Publication year - 2008
Publication title -
insect molecular biology
Language(s) - English
Resource type - Journals
SCImago Journal Rank - 0.955
H-Index - 93
eISSN - 1365-2583
pISSN - 0962-1075
DOI - 10.1111/j.1365-2583.2008.00841.x
Subject(s) - biology , acheta , gene , fatty acid , insect , cricket , phylogenetic tree , linoleic acid , oleic acid , fatty acid desaturase , biochemistry , genetics , evolutionary biology , polyunsaturated fatty acid , botany , ecology
We report the first isolation and characterization of insect fatty acid Δ12‐desaturase genes, AdD12Des from house cricket ( Acheta domesticus ) and TcD12Des from the red flour beetle ( Tribolium castaneum ), responsible for the production of linoleic acid from oleic acid.
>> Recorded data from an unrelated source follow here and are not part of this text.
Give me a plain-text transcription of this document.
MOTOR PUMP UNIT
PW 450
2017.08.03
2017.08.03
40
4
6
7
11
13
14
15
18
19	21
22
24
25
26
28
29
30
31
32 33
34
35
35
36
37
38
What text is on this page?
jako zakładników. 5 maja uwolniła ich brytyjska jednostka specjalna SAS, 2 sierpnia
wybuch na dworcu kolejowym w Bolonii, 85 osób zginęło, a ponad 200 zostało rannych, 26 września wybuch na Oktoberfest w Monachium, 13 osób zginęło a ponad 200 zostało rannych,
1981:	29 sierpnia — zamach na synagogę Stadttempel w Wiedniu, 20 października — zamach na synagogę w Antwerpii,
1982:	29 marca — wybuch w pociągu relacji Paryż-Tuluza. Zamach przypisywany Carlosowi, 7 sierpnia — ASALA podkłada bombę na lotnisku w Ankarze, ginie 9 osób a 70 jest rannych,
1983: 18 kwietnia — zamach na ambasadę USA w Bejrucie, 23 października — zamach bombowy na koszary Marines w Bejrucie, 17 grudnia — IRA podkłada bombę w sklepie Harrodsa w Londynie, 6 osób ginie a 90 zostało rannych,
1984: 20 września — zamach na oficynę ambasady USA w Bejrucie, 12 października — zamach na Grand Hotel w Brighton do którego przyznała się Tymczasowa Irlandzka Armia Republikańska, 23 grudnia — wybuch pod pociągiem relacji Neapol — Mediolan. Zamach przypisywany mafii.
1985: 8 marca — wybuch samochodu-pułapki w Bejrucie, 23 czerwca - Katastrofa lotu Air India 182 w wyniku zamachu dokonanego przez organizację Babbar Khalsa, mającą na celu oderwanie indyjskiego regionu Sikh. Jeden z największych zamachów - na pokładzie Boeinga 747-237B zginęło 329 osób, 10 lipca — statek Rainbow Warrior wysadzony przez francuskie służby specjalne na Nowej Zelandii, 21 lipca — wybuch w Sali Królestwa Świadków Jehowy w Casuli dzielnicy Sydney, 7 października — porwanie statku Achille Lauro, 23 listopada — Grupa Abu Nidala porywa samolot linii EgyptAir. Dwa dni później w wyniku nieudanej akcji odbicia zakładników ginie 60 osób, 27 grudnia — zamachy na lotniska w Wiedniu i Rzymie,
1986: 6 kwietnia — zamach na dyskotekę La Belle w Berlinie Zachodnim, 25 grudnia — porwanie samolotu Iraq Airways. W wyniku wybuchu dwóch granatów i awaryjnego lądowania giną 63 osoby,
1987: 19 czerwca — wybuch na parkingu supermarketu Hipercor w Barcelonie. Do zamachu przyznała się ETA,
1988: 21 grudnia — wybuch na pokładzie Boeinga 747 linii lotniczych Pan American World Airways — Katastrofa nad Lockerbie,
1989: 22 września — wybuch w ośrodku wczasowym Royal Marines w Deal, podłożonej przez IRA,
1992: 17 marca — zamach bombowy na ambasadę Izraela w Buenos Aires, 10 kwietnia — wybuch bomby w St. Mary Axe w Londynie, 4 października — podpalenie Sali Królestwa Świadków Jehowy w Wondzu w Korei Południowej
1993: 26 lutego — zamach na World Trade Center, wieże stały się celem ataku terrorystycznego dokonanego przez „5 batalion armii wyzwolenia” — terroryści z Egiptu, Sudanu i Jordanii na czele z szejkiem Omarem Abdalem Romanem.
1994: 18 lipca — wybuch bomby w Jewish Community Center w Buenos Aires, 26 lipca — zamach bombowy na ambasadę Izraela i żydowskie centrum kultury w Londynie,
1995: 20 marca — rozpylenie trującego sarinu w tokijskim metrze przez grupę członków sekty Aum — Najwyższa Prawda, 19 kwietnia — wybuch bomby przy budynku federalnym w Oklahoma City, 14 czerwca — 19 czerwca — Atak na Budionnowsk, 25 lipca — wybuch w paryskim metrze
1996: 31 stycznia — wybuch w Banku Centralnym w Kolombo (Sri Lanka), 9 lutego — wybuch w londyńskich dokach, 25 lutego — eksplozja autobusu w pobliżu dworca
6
Sequence analysis shows the cricket and flour beetle Δ12‐desaturase genes have evolved independently from all previously known Δ12‐desaturases and are much more closely related to the archetypal stearoyl‐Coenzyme A‐acting desaturase from rat than to the phospholipid‐acting Δ12‐desaturases widely reported in plants. Phylogenetic and functional analysis indicates the cricket AdD12Des gene may have evolved from an ancestral Δ9‐desaturase. By contrast, the beetle Δ12‐desaturase is distantly related to the cricket genes and beetle Δ9‐desaturases suggesting evolution by an independent route. Linoleic acid has key physiological roles in insects and this is the first report of genes capable of producing this essential fatty acid in higher animals.